Monday, July 28, 2014
Hanklin decides to mount a trail camera deep in the woods to try to capture what might be skulking around. No one shall ask why he doesn't mount this in his yard to catch a shot of who is stealing from him. Or why he mounts the trail cam about seven feet off the ground where it will only be able to see things that are far away.
When their nephew and his friend are attacked by a creature in the woods, Hanklin realizes that the wounds are the same as the ones he previously saw on a deer, and that a Native American woman saw on her dog. He becomes obsessed with finding out what is responsible for the attacks.
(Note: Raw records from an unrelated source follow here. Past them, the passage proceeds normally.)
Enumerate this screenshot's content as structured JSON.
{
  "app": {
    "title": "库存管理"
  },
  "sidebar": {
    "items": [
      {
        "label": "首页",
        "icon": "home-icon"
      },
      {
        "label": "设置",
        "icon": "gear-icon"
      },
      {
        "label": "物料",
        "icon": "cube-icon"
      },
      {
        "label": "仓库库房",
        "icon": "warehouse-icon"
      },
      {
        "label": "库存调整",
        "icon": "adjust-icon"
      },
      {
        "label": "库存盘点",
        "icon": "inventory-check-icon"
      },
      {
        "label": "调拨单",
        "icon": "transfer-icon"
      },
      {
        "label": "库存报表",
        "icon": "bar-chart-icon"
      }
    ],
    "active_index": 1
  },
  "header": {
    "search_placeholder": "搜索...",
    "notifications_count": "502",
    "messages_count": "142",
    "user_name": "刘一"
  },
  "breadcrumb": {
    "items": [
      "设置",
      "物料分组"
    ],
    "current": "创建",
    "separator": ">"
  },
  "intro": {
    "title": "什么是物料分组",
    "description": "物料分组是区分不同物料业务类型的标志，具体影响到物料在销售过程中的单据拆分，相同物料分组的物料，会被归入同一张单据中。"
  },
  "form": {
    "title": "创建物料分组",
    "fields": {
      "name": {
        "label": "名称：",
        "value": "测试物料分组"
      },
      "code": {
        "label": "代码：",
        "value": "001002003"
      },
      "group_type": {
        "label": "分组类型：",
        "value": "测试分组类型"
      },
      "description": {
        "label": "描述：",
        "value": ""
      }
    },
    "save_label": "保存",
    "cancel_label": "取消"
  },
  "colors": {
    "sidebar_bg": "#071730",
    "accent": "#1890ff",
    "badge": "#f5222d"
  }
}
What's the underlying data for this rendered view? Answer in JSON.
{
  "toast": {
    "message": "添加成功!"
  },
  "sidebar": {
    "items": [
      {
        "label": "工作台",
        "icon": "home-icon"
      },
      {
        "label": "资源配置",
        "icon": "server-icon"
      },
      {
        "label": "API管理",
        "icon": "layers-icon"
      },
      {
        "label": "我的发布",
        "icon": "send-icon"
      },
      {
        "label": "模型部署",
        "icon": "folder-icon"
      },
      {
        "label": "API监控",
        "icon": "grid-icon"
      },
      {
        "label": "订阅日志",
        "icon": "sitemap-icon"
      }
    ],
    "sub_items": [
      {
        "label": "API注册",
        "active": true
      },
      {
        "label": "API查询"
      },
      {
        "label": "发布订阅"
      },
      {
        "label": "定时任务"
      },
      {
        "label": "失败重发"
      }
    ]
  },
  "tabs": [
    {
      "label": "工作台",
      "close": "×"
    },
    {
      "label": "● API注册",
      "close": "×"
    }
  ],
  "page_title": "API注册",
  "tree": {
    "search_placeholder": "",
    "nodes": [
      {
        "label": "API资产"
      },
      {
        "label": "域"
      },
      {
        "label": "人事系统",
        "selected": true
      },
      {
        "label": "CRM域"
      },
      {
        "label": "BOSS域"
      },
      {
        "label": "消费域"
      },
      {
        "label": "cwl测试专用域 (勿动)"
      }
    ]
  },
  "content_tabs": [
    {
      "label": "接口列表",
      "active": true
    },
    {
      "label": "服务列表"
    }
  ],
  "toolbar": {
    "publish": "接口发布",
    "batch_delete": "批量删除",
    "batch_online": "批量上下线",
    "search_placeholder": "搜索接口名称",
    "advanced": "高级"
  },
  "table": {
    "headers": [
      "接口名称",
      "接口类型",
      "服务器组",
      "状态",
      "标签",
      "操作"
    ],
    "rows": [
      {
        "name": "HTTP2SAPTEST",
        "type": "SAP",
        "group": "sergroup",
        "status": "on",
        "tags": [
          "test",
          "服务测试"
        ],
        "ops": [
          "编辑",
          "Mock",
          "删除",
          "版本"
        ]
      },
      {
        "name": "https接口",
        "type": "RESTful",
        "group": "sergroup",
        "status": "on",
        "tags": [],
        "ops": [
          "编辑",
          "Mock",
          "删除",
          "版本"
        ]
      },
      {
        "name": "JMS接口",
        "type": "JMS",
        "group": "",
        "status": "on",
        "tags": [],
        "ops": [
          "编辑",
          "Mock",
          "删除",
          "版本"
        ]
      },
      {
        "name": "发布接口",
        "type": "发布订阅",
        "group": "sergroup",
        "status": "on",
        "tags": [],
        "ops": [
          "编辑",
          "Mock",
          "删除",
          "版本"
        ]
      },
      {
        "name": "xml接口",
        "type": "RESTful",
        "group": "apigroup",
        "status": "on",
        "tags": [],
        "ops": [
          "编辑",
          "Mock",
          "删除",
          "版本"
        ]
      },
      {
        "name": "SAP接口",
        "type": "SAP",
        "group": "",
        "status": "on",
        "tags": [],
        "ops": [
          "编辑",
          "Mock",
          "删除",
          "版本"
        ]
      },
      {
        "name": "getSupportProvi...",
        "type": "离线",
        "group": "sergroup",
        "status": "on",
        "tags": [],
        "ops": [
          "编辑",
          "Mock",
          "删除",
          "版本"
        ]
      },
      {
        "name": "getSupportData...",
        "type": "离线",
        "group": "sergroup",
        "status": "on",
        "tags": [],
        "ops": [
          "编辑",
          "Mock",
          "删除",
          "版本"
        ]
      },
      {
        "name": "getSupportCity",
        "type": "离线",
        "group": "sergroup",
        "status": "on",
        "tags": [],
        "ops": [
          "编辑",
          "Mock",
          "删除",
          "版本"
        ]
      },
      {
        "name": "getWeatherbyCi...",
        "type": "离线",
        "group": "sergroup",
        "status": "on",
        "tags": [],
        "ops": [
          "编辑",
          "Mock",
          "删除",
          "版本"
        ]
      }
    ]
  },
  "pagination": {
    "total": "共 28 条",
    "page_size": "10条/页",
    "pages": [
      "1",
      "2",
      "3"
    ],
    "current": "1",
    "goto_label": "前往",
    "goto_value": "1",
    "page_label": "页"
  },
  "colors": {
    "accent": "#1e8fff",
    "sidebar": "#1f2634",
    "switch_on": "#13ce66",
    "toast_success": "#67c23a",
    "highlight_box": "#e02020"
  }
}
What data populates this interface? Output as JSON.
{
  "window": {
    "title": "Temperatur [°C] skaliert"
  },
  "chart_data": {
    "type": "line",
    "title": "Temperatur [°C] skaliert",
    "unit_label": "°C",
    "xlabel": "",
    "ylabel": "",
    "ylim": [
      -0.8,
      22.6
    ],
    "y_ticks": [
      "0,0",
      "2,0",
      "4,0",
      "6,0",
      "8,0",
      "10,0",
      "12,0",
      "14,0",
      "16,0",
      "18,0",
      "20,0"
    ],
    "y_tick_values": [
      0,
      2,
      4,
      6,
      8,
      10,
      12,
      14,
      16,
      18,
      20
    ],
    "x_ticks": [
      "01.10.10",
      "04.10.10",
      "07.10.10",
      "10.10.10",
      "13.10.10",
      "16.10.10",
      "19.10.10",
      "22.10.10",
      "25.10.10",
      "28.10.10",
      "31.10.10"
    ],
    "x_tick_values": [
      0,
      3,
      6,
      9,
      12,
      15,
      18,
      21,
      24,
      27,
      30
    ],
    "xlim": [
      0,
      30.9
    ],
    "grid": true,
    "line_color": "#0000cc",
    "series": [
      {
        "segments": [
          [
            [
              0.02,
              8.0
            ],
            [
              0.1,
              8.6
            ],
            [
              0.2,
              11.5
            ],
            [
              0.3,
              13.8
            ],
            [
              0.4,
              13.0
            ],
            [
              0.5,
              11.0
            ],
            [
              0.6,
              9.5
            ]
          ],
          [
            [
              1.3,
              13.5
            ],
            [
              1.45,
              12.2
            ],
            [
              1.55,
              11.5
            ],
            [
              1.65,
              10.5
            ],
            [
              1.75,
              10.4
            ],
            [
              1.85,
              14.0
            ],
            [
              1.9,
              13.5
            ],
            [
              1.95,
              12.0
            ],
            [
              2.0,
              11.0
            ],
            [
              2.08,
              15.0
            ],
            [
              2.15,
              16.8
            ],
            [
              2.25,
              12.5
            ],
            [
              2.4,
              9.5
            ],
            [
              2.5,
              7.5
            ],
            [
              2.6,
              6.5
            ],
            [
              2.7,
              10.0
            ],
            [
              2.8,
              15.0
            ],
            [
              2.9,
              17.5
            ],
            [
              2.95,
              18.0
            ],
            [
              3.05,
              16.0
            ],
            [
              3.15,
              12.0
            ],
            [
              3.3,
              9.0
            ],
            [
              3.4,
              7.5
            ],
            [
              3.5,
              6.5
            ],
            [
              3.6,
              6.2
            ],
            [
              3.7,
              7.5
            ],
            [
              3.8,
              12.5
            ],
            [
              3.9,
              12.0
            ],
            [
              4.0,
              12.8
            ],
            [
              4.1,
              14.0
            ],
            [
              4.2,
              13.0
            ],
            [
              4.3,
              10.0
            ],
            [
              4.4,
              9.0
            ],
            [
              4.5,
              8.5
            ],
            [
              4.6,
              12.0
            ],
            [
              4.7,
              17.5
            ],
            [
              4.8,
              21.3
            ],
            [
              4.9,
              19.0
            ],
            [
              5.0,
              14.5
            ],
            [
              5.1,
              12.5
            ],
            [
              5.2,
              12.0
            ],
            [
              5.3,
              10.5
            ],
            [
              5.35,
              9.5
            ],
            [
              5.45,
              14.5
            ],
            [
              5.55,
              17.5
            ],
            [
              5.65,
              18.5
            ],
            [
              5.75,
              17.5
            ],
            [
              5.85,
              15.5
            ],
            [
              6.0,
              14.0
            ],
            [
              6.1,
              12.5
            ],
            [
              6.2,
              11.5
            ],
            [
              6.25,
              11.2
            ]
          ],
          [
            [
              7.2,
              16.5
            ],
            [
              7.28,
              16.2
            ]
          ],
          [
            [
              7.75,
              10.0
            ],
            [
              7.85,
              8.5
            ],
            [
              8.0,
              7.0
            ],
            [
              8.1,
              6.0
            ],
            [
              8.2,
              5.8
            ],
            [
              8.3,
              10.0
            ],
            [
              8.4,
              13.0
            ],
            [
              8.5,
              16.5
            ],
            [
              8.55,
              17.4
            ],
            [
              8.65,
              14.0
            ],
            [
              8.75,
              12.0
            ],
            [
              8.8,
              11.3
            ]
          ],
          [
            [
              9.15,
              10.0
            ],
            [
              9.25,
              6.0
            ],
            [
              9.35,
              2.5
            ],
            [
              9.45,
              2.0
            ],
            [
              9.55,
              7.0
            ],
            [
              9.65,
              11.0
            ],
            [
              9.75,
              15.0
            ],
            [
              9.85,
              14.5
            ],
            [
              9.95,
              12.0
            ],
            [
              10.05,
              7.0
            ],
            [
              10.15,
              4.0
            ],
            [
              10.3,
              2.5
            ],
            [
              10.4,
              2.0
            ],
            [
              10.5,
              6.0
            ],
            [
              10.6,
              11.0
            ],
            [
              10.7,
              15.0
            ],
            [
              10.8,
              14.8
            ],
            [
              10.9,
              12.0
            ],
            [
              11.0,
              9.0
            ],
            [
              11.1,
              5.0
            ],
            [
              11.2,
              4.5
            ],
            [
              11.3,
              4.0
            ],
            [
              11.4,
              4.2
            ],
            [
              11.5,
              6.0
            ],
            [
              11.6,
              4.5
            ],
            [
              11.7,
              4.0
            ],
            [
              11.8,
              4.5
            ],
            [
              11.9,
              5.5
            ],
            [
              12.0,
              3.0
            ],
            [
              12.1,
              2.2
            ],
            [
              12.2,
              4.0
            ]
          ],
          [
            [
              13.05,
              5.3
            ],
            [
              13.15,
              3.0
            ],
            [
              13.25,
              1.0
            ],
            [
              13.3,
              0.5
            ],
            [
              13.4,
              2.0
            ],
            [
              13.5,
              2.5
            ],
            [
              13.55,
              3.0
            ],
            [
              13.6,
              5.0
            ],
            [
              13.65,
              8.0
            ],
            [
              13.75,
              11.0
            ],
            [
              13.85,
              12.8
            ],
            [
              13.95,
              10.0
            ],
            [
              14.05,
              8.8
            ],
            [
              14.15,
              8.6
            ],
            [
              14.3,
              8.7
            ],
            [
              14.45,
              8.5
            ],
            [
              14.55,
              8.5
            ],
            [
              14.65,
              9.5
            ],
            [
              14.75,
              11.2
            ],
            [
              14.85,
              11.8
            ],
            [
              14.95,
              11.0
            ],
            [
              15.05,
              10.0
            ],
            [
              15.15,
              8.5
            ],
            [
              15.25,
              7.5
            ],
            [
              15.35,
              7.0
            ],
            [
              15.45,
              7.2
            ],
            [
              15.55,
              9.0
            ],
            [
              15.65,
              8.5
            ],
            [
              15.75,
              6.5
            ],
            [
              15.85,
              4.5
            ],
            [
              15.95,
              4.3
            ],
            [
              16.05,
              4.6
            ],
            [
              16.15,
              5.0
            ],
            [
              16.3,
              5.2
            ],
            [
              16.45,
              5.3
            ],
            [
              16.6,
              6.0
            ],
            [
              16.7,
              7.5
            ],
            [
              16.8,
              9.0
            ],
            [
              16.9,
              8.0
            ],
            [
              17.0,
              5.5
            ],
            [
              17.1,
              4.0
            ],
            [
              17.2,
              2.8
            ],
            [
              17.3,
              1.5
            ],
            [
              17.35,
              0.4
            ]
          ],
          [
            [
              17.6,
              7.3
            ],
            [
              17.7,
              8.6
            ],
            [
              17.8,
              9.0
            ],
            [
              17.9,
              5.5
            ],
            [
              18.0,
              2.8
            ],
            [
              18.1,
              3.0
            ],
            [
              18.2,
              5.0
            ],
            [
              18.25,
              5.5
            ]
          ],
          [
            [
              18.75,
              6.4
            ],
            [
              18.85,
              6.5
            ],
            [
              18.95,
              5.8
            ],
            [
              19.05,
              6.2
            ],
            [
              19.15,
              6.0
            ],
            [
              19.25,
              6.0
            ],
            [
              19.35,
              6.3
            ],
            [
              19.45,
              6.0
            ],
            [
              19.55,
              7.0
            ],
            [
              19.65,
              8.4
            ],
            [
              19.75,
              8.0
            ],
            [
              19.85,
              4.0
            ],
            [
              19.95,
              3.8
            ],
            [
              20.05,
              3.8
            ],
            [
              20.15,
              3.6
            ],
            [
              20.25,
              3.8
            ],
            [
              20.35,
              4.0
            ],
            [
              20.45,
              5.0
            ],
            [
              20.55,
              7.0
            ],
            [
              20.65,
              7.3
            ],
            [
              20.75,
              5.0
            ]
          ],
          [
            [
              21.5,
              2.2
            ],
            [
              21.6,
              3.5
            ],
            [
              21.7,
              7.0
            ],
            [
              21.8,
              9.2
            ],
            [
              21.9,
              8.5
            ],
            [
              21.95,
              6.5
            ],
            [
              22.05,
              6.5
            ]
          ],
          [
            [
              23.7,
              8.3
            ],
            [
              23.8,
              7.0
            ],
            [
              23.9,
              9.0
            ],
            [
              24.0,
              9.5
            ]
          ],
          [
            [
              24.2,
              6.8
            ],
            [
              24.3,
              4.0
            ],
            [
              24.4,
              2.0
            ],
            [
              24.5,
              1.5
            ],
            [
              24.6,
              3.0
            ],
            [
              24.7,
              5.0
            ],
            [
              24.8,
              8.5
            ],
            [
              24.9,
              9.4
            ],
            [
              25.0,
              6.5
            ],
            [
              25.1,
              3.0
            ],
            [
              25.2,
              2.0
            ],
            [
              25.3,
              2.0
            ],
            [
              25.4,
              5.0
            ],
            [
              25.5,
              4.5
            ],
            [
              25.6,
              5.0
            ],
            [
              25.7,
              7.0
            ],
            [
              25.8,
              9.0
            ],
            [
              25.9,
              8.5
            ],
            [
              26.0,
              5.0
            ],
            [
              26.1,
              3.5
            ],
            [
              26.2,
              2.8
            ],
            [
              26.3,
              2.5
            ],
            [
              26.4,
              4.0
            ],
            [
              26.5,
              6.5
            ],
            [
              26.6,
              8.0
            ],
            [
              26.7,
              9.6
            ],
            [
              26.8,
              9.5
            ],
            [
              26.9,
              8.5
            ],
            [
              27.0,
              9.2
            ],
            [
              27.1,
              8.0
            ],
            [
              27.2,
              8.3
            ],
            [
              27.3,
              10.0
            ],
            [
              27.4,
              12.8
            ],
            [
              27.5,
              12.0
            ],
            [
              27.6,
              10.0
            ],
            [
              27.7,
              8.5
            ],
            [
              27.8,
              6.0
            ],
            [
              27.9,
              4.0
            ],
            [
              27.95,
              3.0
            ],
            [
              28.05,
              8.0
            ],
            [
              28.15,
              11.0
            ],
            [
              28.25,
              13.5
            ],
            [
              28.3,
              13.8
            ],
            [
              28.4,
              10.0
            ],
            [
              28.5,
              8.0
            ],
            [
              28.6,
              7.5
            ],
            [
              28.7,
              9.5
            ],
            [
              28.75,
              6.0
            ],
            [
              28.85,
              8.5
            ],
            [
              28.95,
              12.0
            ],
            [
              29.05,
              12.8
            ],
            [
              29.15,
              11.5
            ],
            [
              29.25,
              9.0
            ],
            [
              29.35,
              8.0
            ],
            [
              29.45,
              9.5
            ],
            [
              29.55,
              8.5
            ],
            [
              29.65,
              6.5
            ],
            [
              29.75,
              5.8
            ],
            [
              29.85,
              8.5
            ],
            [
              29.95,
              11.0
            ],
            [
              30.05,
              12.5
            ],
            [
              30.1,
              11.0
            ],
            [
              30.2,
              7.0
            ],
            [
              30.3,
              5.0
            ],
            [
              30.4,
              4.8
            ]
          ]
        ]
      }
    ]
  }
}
Working with the police and the Native American woman, he tries to figure out what the creature is and maybe find an antidote to the deadly bacteria before it kills their nephews friend, just like it killed the dog.
Well I guess this could be classified as horror, but if so, it's tepid horror. The creature is only seen in glimpses, a reflection, and a shot of a big hairy paw. While imagination can be far scarier than what is on the screen, this only works when a film is able to provide the correct atmosphere, which this film doesn't. Consequently they are unable to build any tension or come up with any real scares.
Also while I can understand some monster taking the chickens, why it took the bow, arrows and rode off on the snowmobile is a mystery. Random note - the Native American woman is played by the woman who played a Native American on Seinfeld, who was offended when Jerry bought Elaine a cigar store Indian.